Selon le service de lutte contre la cybercriminalité du PGR, la prise de contact de la part du prétendu « service d’assistance » de PayPal se fait toujours « par téléphone, en anglais » et consiste en un message enregistré indiquant qu’un achat PayPal a été effectué, suggérant au client que « s’il souhaite demander son annulation, il doit appuyer sur une touche de son téléphone ».
Si elle le fait, la victime « est mise en relation avec un soi-disant employé de PayPal », qui confirme qu’« un achat suspect a été effectué », à savoir des « crypto-actifs à destination de la Russie ou de la Chine ».
L’indication selon laquelle l’ordinateur de la victime a été piraté est un autre argument identifié.
Pour annuler cette transaction fictive, l’escroc demande l’autorisation d’envoyer un e-mail destiné à installer un programme qui, dans la pratique, lui permettra d’accéder à distance à l’ordinateur de la victime et, si celle-ci se connecte à son compte PayPal, de capturer ses identifiants et de les utiliser pour effectuer des achats en ligne.
Dans certains cas, comme l’indique le Bureau de la cybercriminalité du ministère public dans un communiqué, l’utilisateur PayPal est convaincu que, pour annuler l’achat suspect, il devra verser de l’argent à des tiers.

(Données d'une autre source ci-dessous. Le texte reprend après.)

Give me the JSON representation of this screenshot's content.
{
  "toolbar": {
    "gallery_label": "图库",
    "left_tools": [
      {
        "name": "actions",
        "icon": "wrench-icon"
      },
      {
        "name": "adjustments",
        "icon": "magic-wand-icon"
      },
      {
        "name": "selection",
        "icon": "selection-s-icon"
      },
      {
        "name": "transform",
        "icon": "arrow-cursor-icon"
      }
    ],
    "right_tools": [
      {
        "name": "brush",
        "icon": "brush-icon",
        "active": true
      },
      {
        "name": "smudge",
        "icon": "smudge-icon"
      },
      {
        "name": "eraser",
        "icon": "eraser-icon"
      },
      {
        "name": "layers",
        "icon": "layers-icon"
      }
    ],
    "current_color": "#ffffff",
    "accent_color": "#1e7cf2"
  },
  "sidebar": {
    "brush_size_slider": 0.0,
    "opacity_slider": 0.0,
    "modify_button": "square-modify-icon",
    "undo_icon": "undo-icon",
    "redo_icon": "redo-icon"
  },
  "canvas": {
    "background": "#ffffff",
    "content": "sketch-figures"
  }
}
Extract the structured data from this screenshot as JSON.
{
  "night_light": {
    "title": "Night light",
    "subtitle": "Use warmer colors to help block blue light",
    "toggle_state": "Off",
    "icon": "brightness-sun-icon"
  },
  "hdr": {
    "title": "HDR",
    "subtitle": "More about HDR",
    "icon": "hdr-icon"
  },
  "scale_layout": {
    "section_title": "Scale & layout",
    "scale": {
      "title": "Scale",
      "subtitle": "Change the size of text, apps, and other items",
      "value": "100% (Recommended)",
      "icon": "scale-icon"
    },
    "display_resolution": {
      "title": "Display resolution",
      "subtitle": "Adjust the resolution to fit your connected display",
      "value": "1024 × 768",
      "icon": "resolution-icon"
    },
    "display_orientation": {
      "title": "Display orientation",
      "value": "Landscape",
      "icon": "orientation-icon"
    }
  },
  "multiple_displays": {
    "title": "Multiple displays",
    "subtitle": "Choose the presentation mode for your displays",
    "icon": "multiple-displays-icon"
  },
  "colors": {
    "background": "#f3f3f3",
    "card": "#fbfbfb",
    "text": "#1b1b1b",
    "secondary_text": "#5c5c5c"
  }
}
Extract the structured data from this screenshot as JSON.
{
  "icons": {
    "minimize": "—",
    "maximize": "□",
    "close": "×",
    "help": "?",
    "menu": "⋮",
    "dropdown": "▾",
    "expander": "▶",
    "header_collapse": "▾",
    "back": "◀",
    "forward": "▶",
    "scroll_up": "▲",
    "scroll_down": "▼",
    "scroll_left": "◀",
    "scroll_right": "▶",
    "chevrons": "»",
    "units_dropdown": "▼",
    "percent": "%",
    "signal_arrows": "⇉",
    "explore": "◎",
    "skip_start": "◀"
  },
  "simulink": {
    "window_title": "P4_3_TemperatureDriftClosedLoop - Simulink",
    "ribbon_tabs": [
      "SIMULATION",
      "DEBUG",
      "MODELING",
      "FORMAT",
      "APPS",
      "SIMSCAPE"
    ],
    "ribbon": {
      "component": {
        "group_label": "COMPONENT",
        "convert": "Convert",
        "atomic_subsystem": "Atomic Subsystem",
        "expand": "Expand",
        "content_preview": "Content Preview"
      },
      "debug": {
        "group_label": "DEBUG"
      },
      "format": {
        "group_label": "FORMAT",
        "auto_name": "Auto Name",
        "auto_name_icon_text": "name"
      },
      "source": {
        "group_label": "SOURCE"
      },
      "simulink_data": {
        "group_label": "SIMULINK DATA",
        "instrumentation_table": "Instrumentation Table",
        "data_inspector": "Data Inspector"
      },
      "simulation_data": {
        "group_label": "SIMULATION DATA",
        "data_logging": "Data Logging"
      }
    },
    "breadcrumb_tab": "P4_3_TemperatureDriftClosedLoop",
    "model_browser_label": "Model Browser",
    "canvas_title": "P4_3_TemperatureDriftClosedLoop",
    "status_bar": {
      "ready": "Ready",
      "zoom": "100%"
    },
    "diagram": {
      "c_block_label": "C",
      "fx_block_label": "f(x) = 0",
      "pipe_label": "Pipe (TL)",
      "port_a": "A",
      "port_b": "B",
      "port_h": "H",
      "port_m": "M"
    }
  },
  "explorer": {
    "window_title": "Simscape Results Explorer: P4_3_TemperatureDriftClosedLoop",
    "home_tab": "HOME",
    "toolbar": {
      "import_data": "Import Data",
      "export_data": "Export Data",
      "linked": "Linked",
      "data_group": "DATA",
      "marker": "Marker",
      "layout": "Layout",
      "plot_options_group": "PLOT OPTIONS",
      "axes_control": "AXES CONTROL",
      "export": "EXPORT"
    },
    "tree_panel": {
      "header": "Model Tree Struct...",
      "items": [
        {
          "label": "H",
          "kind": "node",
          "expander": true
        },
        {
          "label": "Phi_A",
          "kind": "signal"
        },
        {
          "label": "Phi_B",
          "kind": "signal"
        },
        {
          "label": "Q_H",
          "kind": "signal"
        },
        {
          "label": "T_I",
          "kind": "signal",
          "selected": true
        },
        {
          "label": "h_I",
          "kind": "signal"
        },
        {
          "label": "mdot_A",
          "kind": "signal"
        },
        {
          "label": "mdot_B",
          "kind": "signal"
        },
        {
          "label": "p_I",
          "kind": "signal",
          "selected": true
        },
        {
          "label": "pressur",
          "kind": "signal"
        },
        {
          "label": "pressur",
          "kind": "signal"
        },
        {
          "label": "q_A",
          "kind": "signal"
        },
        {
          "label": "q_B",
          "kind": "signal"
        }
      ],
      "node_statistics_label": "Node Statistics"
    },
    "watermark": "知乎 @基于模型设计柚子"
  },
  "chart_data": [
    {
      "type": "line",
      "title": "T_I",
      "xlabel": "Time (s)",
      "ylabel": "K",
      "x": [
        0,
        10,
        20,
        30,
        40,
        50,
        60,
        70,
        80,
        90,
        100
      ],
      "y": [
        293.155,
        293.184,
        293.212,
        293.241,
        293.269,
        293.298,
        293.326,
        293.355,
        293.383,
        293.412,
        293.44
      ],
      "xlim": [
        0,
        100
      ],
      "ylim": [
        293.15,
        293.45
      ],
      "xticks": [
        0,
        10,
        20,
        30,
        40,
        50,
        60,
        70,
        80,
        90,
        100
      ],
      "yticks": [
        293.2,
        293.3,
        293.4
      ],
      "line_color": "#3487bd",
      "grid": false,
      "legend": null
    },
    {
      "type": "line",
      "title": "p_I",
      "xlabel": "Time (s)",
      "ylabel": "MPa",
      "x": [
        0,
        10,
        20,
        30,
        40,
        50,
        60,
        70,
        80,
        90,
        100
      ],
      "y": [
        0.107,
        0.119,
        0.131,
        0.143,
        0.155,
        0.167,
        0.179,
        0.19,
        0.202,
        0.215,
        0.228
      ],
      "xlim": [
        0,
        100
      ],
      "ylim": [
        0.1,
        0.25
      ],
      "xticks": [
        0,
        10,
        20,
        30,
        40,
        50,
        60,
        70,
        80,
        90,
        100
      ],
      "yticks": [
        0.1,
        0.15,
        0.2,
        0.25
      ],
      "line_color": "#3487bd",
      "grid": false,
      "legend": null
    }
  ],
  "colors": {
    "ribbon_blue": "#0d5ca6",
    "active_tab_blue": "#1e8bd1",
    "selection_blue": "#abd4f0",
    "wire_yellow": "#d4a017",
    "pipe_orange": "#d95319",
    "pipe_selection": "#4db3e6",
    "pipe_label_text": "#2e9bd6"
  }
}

Bien que les numéros de téléphone semblent être portugais, ils proviennent, entre autres, de pays d’Asie du Sud-Ouest.
Ce type de fraude ne vise pas spécifiquement le Portugal, mais plutôt des victimes dans le monde entier. En général, les criminels sélectionnent les numéros de téléphone au hasard, en espérant que la personne appelée dispose d’un compte PayPal », peut-on lire dans le communiqué publié aujourd’hui.
En règle générale, « si la victime se rend compte qu’elle est la cible d’une fraude », l’escroc « raccroche », et il ne se passe rien.
« Il est recommandé d’évaluer avec prudence les communications téléphoniques de cette nature, de ne jamais fournir d’informations personnelles ou de carte bancaire, et de ne pas installer de “logiciel” [programme informatique] quel qu’il soit, indiqué par téléphone par des inconnus », recommande le Service de lutte contre la cybercriminalité du Parquet général.